Holland’s experiences collaborating with other filmmakers range from the hands-off approach of Steven Soderbergh (who the actor attributes to weaning him off of his “need for approval”) to DuVernay’s more involved method on sets like A Wrinkle in Time, but working on director Johnson’s movie seems more like an amalgamation of his former repertoire.
“Duke’s great, man,” says Holland. “First of all, it’s really comforting, as an actor, to know that the director really thought through all the beats. He had imagined every frame, every shot, everything, and at the same time, was really open to us, as actors, bringing our own thoughts to it.” Johnson listened to his cast when they made suggestions, even if he already had a clear picture painted in his head of what he planned to accomplish in the following scene. “If somebody had a different idea, or brought a different emotional thing to it, he was open and responsive enough to say, ‘Oh, I like that better than the thing I had, let’s go with that,’ which I think is a real sign of maturity and trust, and it allowed us to go far together.”
Johnson also has a knack for shooting long takes, a habit that tapped into Holland’s deep affection for performing in front of a crowd. “I like feeling like I can go on a bit of a ride. Sometimes I find it frustrating when you have to do things in pieces if you don’t get a sense of what’s happening. Whereas when you do a longer take, I feel like they keep you on your toes, and that’s when you bump into surprises.” Holland, who’s nothing if not thrilled by an aptitude test, points to the added incentive of a difficult task. “There’s a challenge in it that I think makes everybody perk up a little bit. When you know we’re going to do these five pages, and we’re going to use a Steadicam and do it in a oner, everybody knows, ‘Okay, I gotta come with my A-game, and be precise, and pay attention.’ I think that just elevates the whole thing, which is important. I love working that way.”
Breaking out of one’s comfort zone isn’t easy, but it’s hard to grow when there’s no movement. We tend to romanticize what’s come before, simply because it’s more familiar, but it leads to stagnation. For Holland (and possibly, his character, Paul, as well), there’s only one direction in which he’s willing to move: forward.

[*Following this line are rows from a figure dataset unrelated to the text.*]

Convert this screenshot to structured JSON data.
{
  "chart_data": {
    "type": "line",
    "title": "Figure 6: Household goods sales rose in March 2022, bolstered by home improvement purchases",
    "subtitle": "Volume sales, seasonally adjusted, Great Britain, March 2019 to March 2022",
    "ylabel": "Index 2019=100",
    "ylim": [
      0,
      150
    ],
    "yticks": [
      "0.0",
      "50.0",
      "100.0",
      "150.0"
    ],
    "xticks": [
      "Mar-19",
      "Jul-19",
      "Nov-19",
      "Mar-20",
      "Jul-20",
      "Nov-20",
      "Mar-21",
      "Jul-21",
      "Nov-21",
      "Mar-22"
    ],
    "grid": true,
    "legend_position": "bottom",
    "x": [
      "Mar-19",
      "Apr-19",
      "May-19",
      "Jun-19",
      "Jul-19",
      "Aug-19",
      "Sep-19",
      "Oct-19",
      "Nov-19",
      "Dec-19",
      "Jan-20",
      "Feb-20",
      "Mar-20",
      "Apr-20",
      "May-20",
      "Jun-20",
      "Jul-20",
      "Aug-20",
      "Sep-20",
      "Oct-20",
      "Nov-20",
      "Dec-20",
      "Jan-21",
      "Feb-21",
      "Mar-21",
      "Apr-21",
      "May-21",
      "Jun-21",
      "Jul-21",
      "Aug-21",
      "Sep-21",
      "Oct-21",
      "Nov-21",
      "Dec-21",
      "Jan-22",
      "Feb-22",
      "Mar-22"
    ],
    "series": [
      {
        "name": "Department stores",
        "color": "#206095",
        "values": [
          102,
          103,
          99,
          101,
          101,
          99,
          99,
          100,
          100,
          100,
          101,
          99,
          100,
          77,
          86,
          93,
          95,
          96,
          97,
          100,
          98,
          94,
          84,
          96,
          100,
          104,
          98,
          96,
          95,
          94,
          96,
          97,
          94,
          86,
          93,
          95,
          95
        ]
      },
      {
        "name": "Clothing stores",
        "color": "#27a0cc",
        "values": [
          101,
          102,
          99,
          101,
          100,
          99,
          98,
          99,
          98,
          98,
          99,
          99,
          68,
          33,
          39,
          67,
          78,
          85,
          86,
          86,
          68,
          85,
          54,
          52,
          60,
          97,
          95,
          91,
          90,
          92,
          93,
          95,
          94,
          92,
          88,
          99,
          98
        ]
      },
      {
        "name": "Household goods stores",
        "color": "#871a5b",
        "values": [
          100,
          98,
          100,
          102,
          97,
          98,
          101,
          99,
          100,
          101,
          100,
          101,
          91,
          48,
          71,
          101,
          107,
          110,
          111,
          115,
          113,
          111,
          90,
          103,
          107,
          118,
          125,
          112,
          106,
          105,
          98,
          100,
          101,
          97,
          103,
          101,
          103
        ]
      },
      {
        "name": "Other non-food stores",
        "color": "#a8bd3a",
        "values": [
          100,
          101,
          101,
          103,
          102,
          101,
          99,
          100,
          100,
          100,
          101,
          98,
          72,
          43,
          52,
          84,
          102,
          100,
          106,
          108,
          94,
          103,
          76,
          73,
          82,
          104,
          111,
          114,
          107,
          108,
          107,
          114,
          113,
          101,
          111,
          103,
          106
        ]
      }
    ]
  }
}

“I think that letting go is something that I have struggled with, both personally, and also as an artist,” says Holland. “Sometimes, I can get stuck on an idea, or stuck in a situation, and I think this project has taught me that it’s okay to let go. Sometimes through letting go, there are things that become possible that we wouldn’t otherwise see. I think that’s part of the bind that Paul is caught in: wanting to know what’s happened before, wanting to know who he was, and his inability to release those parts of himself, or whatever it is that keeps him from giving himself fully to this new opportunity that’s in front of him. So, I think that’s something that I’ve learned, and then probably will continue to learn, is how to really be present. How to let go of the past mistakes, and just move forward with an open heart, and have the confidence that it’s going to be okay.”
He adds, “I think it’s absolutely possible for him to change, for all of us to change. I would certainly choose to stay and start anew.”
Look for “The Actor” on streaming services soon.